Les camps de santé mobiles – gérés dans les districts touchés en étroite coordination avec les autorités sanitaires locales, les hôpitaux communautaires locaux et les organisations non gouvernementales internationales – constituent un lieu sûr où les femmes et les jeunes filles des communautés isolées peuvent accéder à des soins de santé de base, à des contraceptifs, à des soins prénatals et postnatals, à un soutien psychosocial, y compris des conseils en cas de violence sexuelle, à des tests et à des traitements pour le VIH et d’autres infections sexuellement transmissibles, ainsi qu’à des références hospitalières pour les soins obstétriques d’urgence.
Le personnel du camp a été initié à l’ensemble minimal de services initiaux (EMSI), qui constitue la norme internationale de soins en matière de santé génésique dans les situations d’urgence. Ils ont été sensibilisés à la violence sexiste et orientés sur la gestion clinique du viol. Pour les femmes et les jeunes filles victimes d’une catastrophe humanitaire, il peut s’agir d’une question de vie ou de mort.
L’UNFPA réhabilite les centres d’accouchement endommagés et fournit des tentes, des tables d’accouchement et des kits de santé reproductive d’urgence, qui sont des paquets pré-assemblés contenant des médicaments, des fournitures et des équipements essentiels. Ils comprennent une variété de méthodes contraceptives, des kits post-viol, des kits d’accouchement propre et des fournitures et équipements pour les hôpitaux de référence afin de prévenir la mortalité maternelle et néonatale, de réduire la transmission du VIH, de prévenir la violence sexuelle et d’aider les survivants. L’UNFPA distribue également des kits de dignité individuels, qui contiennent les articles dont chaque femme ou fille a besoin pour assurer son hygiène personnelle et sa sécurité : vêtements, serviettes hygiéniques réutilisables, sous-vêtements, serviette, savon, brosse à dents et dentifrice, coupe-ongles et lampe de poche. Les kits ont été distribués à plusieurs hôpitaux de district, établissements de santé, camps de santé reproductive et à d’autres partenaires afin de garantir la disponibilité des services de santé reproductive dans les districts les plus touchés.

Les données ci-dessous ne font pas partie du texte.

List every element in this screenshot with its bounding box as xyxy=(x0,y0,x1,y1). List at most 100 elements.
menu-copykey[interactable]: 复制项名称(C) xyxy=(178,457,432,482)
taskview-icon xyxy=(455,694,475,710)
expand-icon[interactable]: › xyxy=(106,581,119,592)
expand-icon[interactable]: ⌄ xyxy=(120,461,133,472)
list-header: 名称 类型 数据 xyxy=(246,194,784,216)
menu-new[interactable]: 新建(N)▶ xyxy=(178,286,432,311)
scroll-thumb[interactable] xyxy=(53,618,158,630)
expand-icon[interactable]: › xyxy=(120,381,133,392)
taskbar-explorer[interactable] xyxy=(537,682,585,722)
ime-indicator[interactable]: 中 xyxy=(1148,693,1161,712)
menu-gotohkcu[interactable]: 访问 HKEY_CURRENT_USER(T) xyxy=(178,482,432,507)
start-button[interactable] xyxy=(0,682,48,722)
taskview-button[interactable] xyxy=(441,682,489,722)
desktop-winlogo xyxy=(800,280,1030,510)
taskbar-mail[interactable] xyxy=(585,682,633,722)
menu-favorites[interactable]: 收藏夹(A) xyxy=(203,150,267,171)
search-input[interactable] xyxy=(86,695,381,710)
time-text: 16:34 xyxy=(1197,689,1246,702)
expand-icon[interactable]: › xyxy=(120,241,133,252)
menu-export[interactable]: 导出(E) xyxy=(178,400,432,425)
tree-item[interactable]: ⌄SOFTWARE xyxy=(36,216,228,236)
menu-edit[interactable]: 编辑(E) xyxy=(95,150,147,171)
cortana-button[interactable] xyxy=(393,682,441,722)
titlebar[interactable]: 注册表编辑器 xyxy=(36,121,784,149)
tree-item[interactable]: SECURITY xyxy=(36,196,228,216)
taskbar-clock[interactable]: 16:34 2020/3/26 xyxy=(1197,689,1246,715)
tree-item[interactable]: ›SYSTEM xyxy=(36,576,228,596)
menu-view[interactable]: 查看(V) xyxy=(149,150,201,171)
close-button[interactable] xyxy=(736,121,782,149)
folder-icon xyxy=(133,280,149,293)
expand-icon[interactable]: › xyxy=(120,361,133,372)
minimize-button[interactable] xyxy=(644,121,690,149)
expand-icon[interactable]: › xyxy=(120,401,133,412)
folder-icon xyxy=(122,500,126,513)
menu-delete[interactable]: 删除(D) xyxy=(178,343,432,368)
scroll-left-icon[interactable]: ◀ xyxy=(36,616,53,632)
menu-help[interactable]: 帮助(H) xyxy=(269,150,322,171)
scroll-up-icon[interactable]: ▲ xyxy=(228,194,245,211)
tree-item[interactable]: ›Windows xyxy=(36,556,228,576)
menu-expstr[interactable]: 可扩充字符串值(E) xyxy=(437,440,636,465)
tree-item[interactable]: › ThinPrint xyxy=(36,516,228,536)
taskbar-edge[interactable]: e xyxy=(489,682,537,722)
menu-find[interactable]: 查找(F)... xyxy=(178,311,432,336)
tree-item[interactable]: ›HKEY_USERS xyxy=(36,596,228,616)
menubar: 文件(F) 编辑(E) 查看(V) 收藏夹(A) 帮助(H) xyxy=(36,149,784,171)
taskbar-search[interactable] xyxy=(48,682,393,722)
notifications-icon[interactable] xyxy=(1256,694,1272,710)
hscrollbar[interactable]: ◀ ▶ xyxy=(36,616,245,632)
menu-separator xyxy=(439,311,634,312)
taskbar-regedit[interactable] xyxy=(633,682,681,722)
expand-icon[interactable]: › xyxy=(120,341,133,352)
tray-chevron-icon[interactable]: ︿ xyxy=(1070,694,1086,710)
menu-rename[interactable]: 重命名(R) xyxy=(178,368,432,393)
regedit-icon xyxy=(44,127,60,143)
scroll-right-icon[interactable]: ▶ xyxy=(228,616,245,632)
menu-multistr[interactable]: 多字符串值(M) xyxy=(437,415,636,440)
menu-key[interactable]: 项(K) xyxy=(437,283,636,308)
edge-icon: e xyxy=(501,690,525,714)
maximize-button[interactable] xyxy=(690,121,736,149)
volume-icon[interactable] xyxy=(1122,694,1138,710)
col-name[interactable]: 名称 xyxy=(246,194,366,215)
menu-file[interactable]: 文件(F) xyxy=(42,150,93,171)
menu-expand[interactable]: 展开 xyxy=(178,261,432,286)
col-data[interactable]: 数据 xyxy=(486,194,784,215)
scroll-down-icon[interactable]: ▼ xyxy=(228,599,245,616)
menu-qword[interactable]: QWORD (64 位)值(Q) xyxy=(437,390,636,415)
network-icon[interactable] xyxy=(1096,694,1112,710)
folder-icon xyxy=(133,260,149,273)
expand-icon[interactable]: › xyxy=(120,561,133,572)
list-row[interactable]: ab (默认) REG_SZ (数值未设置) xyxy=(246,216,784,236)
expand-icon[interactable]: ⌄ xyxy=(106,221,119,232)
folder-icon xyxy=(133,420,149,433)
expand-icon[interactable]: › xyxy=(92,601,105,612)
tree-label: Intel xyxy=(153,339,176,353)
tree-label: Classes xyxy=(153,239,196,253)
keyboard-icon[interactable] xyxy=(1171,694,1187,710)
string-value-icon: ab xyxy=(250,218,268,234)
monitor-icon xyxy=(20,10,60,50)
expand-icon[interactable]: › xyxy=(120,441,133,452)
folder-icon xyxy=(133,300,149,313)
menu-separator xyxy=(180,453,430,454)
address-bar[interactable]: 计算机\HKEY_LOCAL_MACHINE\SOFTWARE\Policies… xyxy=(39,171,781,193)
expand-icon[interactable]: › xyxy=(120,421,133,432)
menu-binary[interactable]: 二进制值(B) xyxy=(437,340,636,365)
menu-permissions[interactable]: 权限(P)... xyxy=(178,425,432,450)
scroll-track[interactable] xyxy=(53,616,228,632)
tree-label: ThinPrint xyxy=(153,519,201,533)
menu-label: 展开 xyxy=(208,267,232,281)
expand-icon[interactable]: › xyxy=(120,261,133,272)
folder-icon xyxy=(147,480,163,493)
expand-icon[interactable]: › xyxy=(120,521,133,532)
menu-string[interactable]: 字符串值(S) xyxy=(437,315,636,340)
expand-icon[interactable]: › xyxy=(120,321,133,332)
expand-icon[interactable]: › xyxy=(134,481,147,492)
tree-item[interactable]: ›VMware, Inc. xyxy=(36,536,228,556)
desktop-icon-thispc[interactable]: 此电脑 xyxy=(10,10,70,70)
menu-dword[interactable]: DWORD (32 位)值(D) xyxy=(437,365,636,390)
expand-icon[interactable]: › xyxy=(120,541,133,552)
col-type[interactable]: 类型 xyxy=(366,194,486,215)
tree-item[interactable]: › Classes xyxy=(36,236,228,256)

La crise au Népal est loin d’être terminée. La saison des moussons bat son plein, les glissements de terrain et les répliques sismiques se produisent régulièrement, et les trafiquants d’êtres humains ciblent la région pour enlever des femmes et des jeunes filles vulnérables. À bien des égards, les dangers sont plus grands que jamais.
Mais l’UNFPA et l’IPPF unissent leurs efforts pour atténuer ces dangers et faire en sorte que les femmes et les jeunes filles aient accès aux services de reproduction dont elles ont besoin.
Au moment de la rédaction de ce rapport, 68 camps mobiles de santé reproductive ont touché plus de 39 000 bénéficiaires. En outre, 14 maisons de transition et 12 écoles de formation professionnelle ont été créées pour venir en aide à près de 3 000 femmes et jeunes filles. Vingt-et-un survivants de la violence liée au sexe ont reçu des soins immédiats et ont été orientés vers divers services.